Mais, au-delà de ce placement inspiré, bien d'autres facteurs expliquent pourquoi la série ne provoque aucune bouffée de haine. Elle aurait même tendance à rassembler, alors que la guerre civile autour des «Derniers Jedi» n'en finit pas deux ans après la sortie du film.

Dans le sens du poil

Car «The Mandalorian» caresse dans le sens du poil. Particulièrement ceux des fans dont les yeux brillent au souvenir de la première trilogie (1977-1983). La série revisite les lieux emblématiques, la planète Tatooine, la Cantina... Dans un épisode, elle donne une place prépondérante aux marchands flibustiers Jawas. Elle n'abuse pas des effets numériques et privilégie les décors en dur. Elle essaime les clins d’œil sans insistances superflues. La série sait rester simple, limpide sans arcs narratifs complexes: du coup, chaque épisode pourrait presque se suffire à lui-même. Et si l'un semble rendre hommage au «Fils du désert», un vieux western de John Ford; et si un autre salue «Les sept samouraïs» de Kurosawa, c'est toujours en toute modestie.
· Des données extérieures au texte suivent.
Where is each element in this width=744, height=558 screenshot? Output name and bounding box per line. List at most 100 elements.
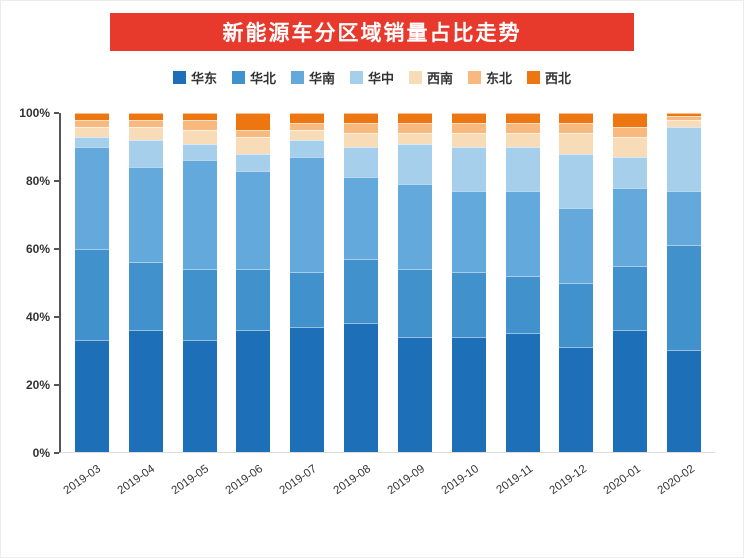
segment-华中: [74, 136, 109, 147]
segment-西北: [559, 113, 594, 124]
segment-华中: [667, 126, 702, 191]
segment-东北: [128, 119, 163, 127]
segment-华中: [505, 146, 540, 191]
segment-东北: [613, 126, 648, 137]
segment-东北: [505, 123, 540, 134]
bar-2019-09: [397, 113, 432, 452]
stacked-bar-chart: 100% 80% 60% 40% 20% 0% 2019-03 2019-04 2019-05…: [1, 106, 743, 511]
segment-华南: [613, 187, 648, 266]
x-axis-labels: 2019-03 2019-04 2019-05 2019-06 2019-07 2019-…: [59, 453, 715, 511]
segment-东北: [236, 130, 271, 137]
x-label-2019-07: 2019-07: [278, 453, 333, 511]
stacked-bar: [397, 113, 432, 452]
segment-华南: [182, 160, 217, 269]
bar-2020-01: [613, 113, 648, 452]
segment-华北: [182, 268, 217, 341]
legend-item-西南: 西南: [409, 68, 453, 87]
segment-华南: [667, 191, 702, 246]
segment-西北: [505, 113, 540, 124]
x-label-2019-12: 2019-12: [547, 453, 603, 511]
x-label-text: 2019-08: [331, 463, 374, 498]
segment-华中: [128, 140, 163, 168]
legend-label: 西北: [545, 71, 572, 86]
segment-华北: [559, 282, 594, 347]
x-label-2019-11: 2019-11: [495, 453, 549, 511]
bar-2019-11: [505, 113, 540, 452]
segment-华北: [613, 265, 648, 330]
segment-华中: [236, 153, 271, 171]
legend-label: 华北: [249, 71, 276, 86]
segment-华南: [128, 167, 163, 263]
x-label-2019-03: 2019-03: [61, 453, 117, 511]
bar-2019-04: [128, 113, 163, 452]
segment-西北: [344, 113, 379, 124]
stacked-bar: [505, 113, 540, 452]
legend-swatch: [231, 71, 245, 84]
segment-西北: [290, 113, 325, 124]
segment-华东: [451, 336, 486, 452]
segment-华东: [505, 333, 540, 452]
bar-2019-06: [236, 113, 271, 452]
page-title: 新能源车分区域销量占比走势: [222, 22, 522, 45]
stacked-bar: [74, 113, 109, 452]
segment-华东: [559, 346, 594, 452]
segment-东北: [344, 123, 379, 134]
segment-华南: [236, 170, 271, 269]
segment-华北: [128, 262, 163, 330]
x-label-text: 2019-12: [547, 463, 590, 498]
bar-2019-08: [344, 113, 379, 452]
legend-swatch: [349, 71, 363, 84]
chart-right-column: 2019-03 2019-04 2019-05 2019-06 2019-07 2019-…: [59, 113, 715, 511]
segment-华东: [290, 326, 325, 452]
stacked-bar: [667, 113, 702, 452]
segment-华北: [397, 268, 432, 337]
x-label-text: 2019-10: [439, 463, 482, 498]
segment-西北: [74, 113, 109, 120]
segment-华南: [74, 146, 109, 249]
segment-华东: [182, 340, 217, 452]
segment-华南: [397, 184, 432, 269]
segment-华南: [344, 177, 379, 259]
segment-华东: [397, 336, 432, 452]
segment-华南: [505, 190, 540, 276]
bar-2019-03: [74, 113, 109, 452]
legend-item-东北: 东北: [468, 68, 512, 87]
segment-西北: [128, 113, 163, 120]
legend-item-西北: 西北: [527, 68, 571, 87]
segment-西北: [236, 113, 271, 131]
stacked-bar: [236, 113, 271, 452]
segment-西南: [559, 133, 594, 154]
x-label-text: 2019-03: [61, 463, 104, 498]
legend-item-华中: 华中: [349, 68, 394, 87]
x-label-2019-06: 2019-06: [224, 453, 279, 511]
legend-swatch: [290, 71, 304, 84]
segment-华中: [290, 140, 325, 158]
x-label-2019-09: 2019-09: [385, 453, 441, 511]
x-label-text: 2019-05: [169, 463, 212, 498]
segment-华北: [236, 268, 271, 330]
segment-华东: [236, 329, 271, 452]
segment-西南: [344, 133, 379, 147]
y-axis-labels: 100% 80% 60% 40% 20% 0%: [19, 106, 50, 460]
legend-label: 华东: [190, 71, 217, 86]
segment-华中: [613, 157, 648, 188]
x-label-text: 2019-09: [385, 463, 428, 498]
legend-label: 东北: [486, 71, 513, 86]
legend-item-华北: 华北: [231, 68, 276, 87]
segment-华东: [344, 323, 379, 452]
segment-华北: [344, 258, 379, 324]
x-label-2019-04: 2019-04: [116, 453, 171, 511]
segment-西北: [182, 113, 217, 120]
x-label-2020-02: 2020-02: [656, 453, 711, 511]
stacked-bar: [128, 113, 163, 452]
segment-华北: [290, 272, 325, 327]
segment-东北: [397, 123, 432, 134]
segment-东北: [290, 123, 325, 130]
legend-swatch: [468, 71, 482, 84]
segment-华南: [290, 157, 325, 273]
legend-swatch: [527, 71, 541, 84]
legend: 华东 华北 华南 华中 西南 东北 西北: [1, 68, 743, 87]
legend-label: 西南: [427, 71, 454, 86]
title-banner: 新能源车分区域销量占比走势: [110, 13, 634, 51]
legend-label: 华中: [367, 71, 394, 86]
Pour peu, on pourrait presque dire que «Le Mandalorien» est une série à l'ancienne, semblable au «Virginien» ou mieux encore, à «Au nom de la loi» dans laquelle Steve McQueen chassait les vils gredins de ville en désert et de désert en ville.

Plus que quelques épisodes

Aussi rassembleur soit-il, il ne reste néanmoins au Mandalorien que quelques épisodes pour laisser entrevoir un brin de folie. En rattachant par exemple de manière un peu plus explicite sa petite musique dans la grande. En complétant notamment quelques-uns des énormes trous laissés entre l'épisode 6 et 7 de la saga. Au risque, si cela n'est pas fait correctement, de cantonner la série dans la catégorie «pas de côté anecdotique».

Il serait en effet dommage que la seule audace de «The Mandalorian» soit sa musique. La partition de Ludwig Göransson («Black Panther», «Creed», «Venom») a en effet la double particularité de se placer aux antipodes des «scores» de John Williams (et ses clones) tout en se coulant parfaitement dans l'univers «Star Wars». A elle seule, elle donne à la série le coup de fouet qui lui manque encore.